Quai Anatole-France

Quai Anatole-France is a quay in the 7th arrondissement of Paris, France.

Quai Anatole-France
Gare d'Orsay at Quai Anatole-France
Former name(s)Quai de la Grenouillière
Quai d'Orsay
Quai Bonaparte
NamesakeAnatole France
TypeQuay
Length585 m (1,919 ft)
Width19.9 m
LocationParis
Arrondissement7th arrondissement of Paris
QuarterSaint-Thomas-d'Aquin
Invalides
Coordinates48°51′41″N 2°19′24″E
FromQuai Voltaire
ToQuai d'Orsay

Location

At 585 meters long, Quai Anatole-France begins after Quai Voltaire, at the level of rue du Bac, and continues by quai d'Orsay, from the Boulevard Saint-Germain and at the level of Palais Bourbon.

History

Quai Anatole-France is only the eastern part of the Quai d'Orsay, bounded by Pont Royal and Pont de la Concorde. It took its current name in 1947. Anatole France was familiar with the quays of Rive Gauche: he had lived at 15, quai Malaquais and his father had run a bookstore at 9, quai Voltaire.

First called "quai de la Grenouillière" by the Council decree of 18 October 1704; it had been renamed "quai d'Orsay" by the decision of the Council of 23 August 1707. Called "quai Bonaparte" by the decree of the Consuls of 13 Messidor year X, it resumed the name "quai d'Orsay" in 1815 .

The part of the quay between number 5 and rue de Bellechasse was named "place Henry-de-Montherlant" in 1982.

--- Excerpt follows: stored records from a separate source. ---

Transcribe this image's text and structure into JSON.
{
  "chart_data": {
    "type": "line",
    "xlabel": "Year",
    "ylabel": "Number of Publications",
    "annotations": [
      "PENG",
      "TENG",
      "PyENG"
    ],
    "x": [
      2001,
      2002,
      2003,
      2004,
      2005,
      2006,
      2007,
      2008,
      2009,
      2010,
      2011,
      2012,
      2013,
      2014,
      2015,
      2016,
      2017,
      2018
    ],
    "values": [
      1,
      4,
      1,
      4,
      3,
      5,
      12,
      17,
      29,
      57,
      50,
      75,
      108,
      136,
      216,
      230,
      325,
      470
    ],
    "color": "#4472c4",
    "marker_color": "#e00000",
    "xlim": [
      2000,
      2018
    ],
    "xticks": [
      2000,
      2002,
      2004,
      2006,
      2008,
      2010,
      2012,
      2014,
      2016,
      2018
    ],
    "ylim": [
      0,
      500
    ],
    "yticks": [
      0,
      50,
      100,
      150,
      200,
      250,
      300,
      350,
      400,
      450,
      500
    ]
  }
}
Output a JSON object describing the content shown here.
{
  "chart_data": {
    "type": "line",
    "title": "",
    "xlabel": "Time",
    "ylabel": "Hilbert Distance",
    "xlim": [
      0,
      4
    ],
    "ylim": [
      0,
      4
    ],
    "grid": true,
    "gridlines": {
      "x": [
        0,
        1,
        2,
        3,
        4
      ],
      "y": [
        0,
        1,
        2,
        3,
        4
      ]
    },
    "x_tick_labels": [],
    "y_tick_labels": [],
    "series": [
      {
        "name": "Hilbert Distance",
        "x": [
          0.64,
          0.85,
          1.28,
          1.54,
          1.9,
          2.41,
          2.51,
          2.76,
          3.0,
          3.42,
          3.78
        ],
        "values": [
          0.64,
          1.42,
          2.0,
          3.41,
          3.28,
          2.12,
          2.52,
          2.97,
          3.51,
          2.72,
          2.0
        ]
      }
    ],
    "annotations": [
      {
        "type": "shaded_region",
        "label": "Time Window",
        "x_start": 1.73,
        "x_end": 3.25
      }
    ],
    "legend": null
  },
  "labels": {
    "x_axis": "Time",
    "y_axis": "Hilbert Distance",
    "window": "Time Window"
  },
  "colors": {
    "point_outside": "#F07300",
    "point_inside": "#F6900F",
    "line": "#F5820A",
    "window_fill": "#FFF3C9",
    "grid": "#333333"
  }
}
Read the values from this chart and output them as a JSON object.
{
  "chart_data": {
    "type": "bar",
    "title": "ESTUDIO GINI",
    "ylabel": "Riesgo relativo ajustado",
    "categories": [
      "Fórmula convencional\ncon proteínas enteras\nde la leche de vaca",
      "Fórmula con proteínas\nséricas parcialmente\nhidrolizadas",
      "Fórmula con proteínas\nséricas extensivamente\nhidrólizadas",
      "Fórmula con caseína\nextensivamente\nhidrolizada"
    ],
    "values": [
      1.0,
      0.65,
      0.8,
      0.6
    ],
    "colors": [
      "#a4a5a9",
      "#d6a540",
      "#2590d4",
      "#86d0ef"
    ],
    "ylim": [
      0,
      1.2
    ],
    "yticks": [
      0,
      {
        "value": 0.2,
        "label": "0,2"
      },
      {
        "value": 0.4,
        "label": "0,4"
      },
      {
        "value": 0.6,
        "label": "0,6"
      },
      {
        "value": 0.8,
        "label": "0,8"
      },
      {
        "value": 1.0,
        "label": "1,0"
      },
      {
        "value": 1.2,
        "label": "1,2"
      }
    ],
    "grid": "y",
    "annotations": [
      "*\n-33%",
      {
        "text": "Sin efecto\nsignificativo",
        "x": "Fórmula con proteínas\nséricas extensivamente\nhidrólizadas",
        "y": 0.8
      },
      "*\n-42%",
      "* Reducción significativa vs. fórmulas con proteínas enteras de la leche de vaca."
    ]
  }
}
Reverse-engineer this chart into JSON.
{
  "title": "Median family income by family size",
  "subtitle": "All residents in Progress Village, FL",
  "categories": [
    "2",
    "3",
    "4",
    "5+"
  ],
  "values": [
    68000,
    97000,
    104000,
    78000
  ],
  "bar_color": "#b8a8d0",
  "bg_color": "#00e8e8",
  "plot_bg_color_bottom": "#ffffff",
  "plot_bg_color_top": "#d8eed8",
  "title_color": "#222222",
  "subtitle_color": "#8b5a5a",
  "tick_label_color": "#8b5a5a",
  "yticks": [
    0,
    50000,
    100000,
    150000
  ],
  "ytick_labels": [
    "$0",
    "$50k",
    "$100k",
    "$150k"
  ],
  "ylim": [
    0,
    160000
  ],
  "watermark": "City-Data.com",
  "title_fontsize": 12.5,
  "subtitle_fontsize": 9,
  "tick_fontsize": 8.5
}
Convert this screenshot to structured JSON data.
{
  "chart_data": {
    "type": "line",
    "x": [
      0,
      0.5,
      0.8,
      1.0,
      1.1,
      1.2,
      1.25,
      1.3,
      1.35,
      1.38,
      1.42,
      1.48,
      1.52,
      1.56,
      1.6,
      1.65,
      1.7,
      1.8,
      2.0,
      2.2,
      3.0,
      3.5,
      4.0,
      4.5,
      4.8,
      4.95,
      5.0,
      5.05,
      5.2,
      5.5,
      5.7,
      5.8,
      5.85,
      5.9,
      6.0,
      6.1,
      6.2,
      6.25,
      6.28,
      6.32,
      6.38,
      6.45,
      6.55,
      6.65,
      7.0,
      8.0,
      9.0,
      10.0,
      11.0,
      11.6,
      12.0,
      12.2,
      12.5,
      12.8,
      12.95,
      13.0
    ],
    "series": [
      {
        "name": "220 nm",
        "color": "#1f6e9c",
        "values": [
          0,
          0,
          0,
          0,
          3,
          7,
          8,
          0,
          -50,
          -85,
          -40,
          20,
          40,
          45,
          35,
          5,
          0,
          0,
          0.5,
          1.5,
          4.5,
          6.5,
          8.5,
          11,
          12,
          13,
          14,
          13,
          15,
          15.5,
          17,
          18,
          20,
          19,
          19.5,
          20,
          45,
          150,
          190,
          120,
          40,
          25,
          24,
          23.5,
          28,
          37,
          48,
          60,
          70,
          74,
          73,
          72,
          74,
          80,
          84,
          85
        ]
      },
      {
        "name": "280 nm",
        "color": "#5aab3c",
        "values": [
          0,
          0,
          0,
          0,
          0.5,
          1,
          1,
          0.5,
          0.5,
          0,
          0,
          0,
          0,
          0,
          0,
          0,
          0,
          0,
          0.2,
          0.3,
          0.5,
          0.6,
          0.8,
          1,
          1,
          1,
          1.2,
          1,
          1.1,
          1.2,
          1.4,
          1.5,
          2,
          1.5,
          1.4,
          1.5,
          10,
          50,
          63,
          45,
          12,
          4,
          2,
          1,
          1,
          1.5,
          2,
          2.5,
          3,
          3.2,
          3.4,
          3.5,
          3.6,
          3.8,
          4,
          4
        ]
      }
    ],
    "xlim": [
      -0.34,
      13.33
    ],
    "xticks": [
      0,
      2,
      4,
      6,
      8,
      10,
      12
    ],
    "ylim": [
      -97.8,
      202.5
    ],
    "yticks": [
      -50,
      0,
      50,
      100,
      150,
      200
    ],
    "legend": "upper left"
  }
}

Buildings and places of memory

  • Nos 9 bis-11 (and 2-2 bis, rue de Solférino): mansion at the end of the 19th century.
  • No 11: campaign seat of Nicolas Dupont-Aignan during the 2012 presidential election.[1]
  • No 15: Caisse des dépôts et consignations, formerly owned by the French National Centre for Scientific Research, the building houses part of the services of the Banking Department.
  • No 19: back of the garden of Hôtel Beauharnais, 78, rue de Lille.
  • No 21: back of the garden of the Hôtel de Seignelay, 80, rue de Lille.
  • No 23: apartment occupied by Claude Chappe.
  • No 25: Hôtel Collot, designed by Louis Visconti in neoclassical style and built in 1840–1841 by Antoine Vivenel, for Jean-Pierre Collot (1764–1852), supplier to the armies and director of the Monnaie de Paris from 1821 to 1842. The facade, adorned with superimposed columns, is set back slightly on a basement with bosses, leaving a terrace where two statues imitated from the Antique stand up. The hotel stands on the site of the gardens of the former Hôtel du Maine, built for the Duke of Maine by Antoine Mazin, Robert de Cotte and Armand-Claude Mollet between 1716 and 1726. Hôtel Collot was sold in 1852, on the death of his sponsor, General Mahmoud Ben Ayed, from an important Djerba family dating back to the 17th century. Appointed director of the state stores by the Bey of Tunis Ahmed I, gradually holder of all the rents of Tunisia, he created a bank in 1847 and obtained the monopoly of the issue of refundable bearer notes, guaranteed on funds of the state. According to the report of a financial inspector sent on a mission to Tunis, he embezzled 50 to 60 million francs. In 1850, the general obtained French nationality and, in 1852, he left Tunisia with his treasure while keeping certain businesses there. In addition to the Collot hotel, he bought investment properties in Paris, as well as the Château de Bouges in 1853. But he was the subject of legal proceedings which forced him to flee to Constantinople and resell his property.[2] The hotel then housed the Spanish Embassy from 1864 to 1880. It was acquired in 1923 by the antique dealer Isaac Founes, a specialist in French furniture, then in 1932 by the Société générale commerciale de l'Est, which installed its offices there. offices and whose owners made it their home until 2004, when it became the property of the antique dealers Nicolas and Alexis Kugel who had it carefully restored by the architect Laurent Bourgois and the decorator François-Joseph Graf and have installed their gallery.[3][4]
  • No 27: building built in 1905 by Richard Bouwens van der Boijen.[5]
  • No 27 bis: Agency for the dissemination of technological information (Adit).

References

  1. Marion Joseph et Laure Kermanac'h, « Où les candidats ont installé leur QG de campagne 2012 », lefigaro.fr, 10 janvier 2012.
  2. Vincent Cochet, Le Château de Bouges, Paris, Éditions du patrimoine, coll. « Itinéraires du patrimoine », 2004, p. 63 ISBN 978-2757705414, p. 19.
  3. Site web de La Galerie J. Kugel.
  4. Sylvie Bommel, « Big brothers », Vanity Fair n°60, août 2018, p. 78-85 et 114.